Former Obama Officials Warned Democrats About Inflation

Written by Vincent Cain

A former economic aide for President Obama, Steven Rattner, slammed Biden in a New York Times essay for getting inflation “so wrong,” while also reminding the Democrats that he and many other experts have warned them that this would happen. Rattner had served as a counselor to the Treasury Department in the Obama administration. 

Prices have gone up 6.2 percent from a year ago, with The U.S. Consumer Price Index at the highest it’s been in 30 years.

According to Federal Election Commission findings, Rattner has donated hundreds of thousands of dollars to Democrats.

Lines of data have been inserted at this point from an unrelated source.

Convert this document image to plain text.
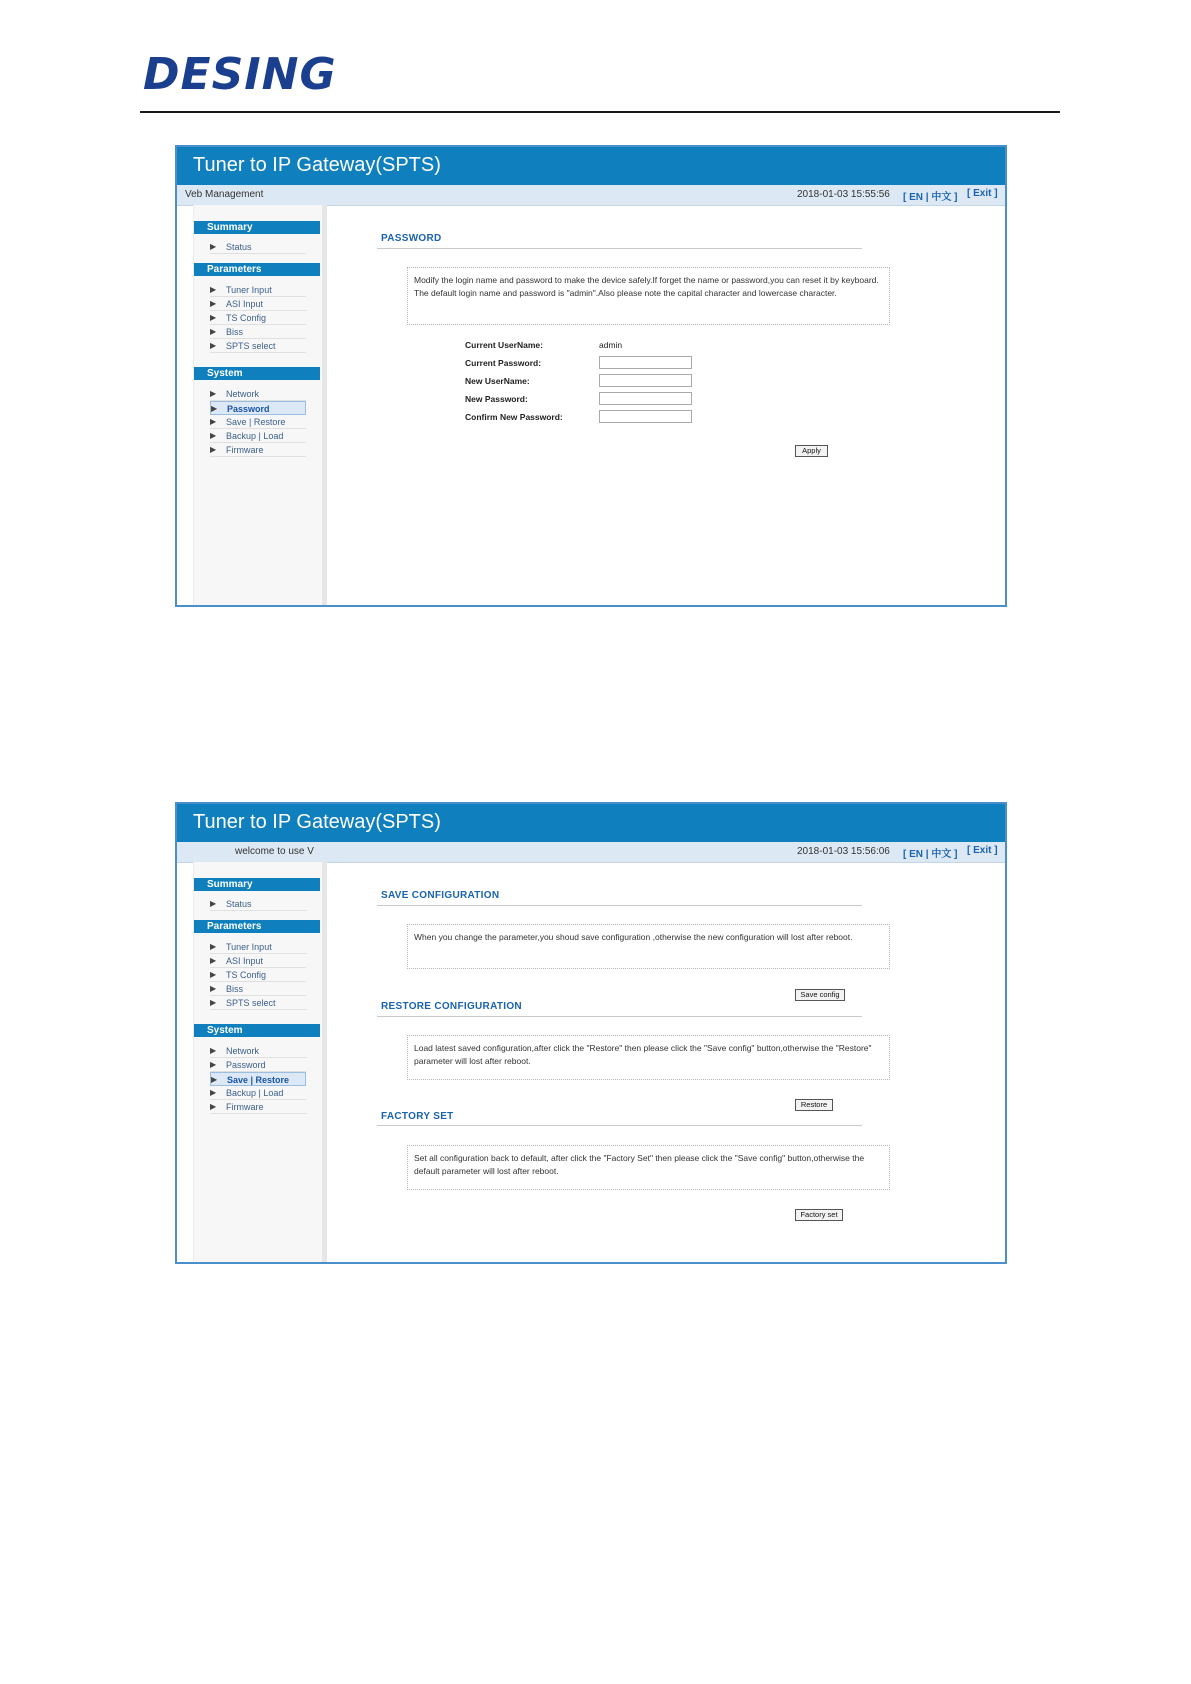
DESING
Tuner to IP Gateway(SPTS)
Veb Management	2018-01-03 15:55:56 [ EN | 中文 ] [ Exit ]
Summary
▶ Status
Parameters
▶ Tuner Input
▶ ASI Input
▶ TS Config
▶ Biss
▶ SPTS select
System
▶ Network
▶ Password
▶ Save | Restore
▶ Backup | Load
▶ Firmware
PASSWORD
Modify the login name and password to make the device safely.If forget the name or password,you can reset it by keyboard. The default login name and password is "admin".Also please note the capital character and lowercase character.
Current UserName:	admin
Current Password:
New UserName:
New Password:
Confirm New Password:
Apply
Tuner to IP Gateway(SPTS)
welcome to use V	2018-01-03 15:56:06 [ EN | 中文 ] [ Exit ]
Summary
▶ Status
Parameters
▶ Tuner Input
▶ ASI Input
▶ TS Config
▶ Biss
▶ SPTS select
System
▶ Network
▶ Password
▶ Save | Restore
▶ Backup | Load
▶ Firmware
SAVE CONFIGURATION
When you change the parameter,you shoud save configuration ,otherwise the new configuration will lost after reboot.
Save config
RESTORE CONFIGURATION
Load latest saved configuration,after click the "Restore" then please click the "Save config" button,otherwise the "Restore" parameter will lost after reboot.
Restore
FACTORY SET
Set all configuration back to default, after click the "Factory Set" then please click the "Save config" button,otherwise the default parameter will lost after reboot.
Factory set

He asked, “How could an administration loaded with savvy political and economic hands have gotten this critical issue so wrong?”

Rattner said that it started with the $1.9-trillion coronavirus package that President Biden signed this year.

Rattner also stated, “They can’t say they weren’t warned — notably by Larry Summers, a former Treasury secretary and my former boss in the Obama administration, and less notably by many others, including me. We worried that shoveling an unprecedented amount of spending into an economy already on the road to recovery would mean too much money chasing too few goods.”

Rattner also rejected the idea that Biden’s Build Back Better plan will help lighten the problem.

White House national economic director, Brian Deese, said, “By providing affordable child care, affordable elder care, we’re going to help get those people back into the workforce, which will reduce price pressures while also reducing the practical costs that Americans face. That’s the case we’re going to make and that’s the case why delivering right now for the American people is the right thing to do.”

Rattner referred to it as “a package that front-loads spending while tax revenues arrive only over a decade.” Rattner’s criticism of the administration comes after multiple stories on how Thanksgiving and Christmas will be more expensive because of the policies of Joe Biden.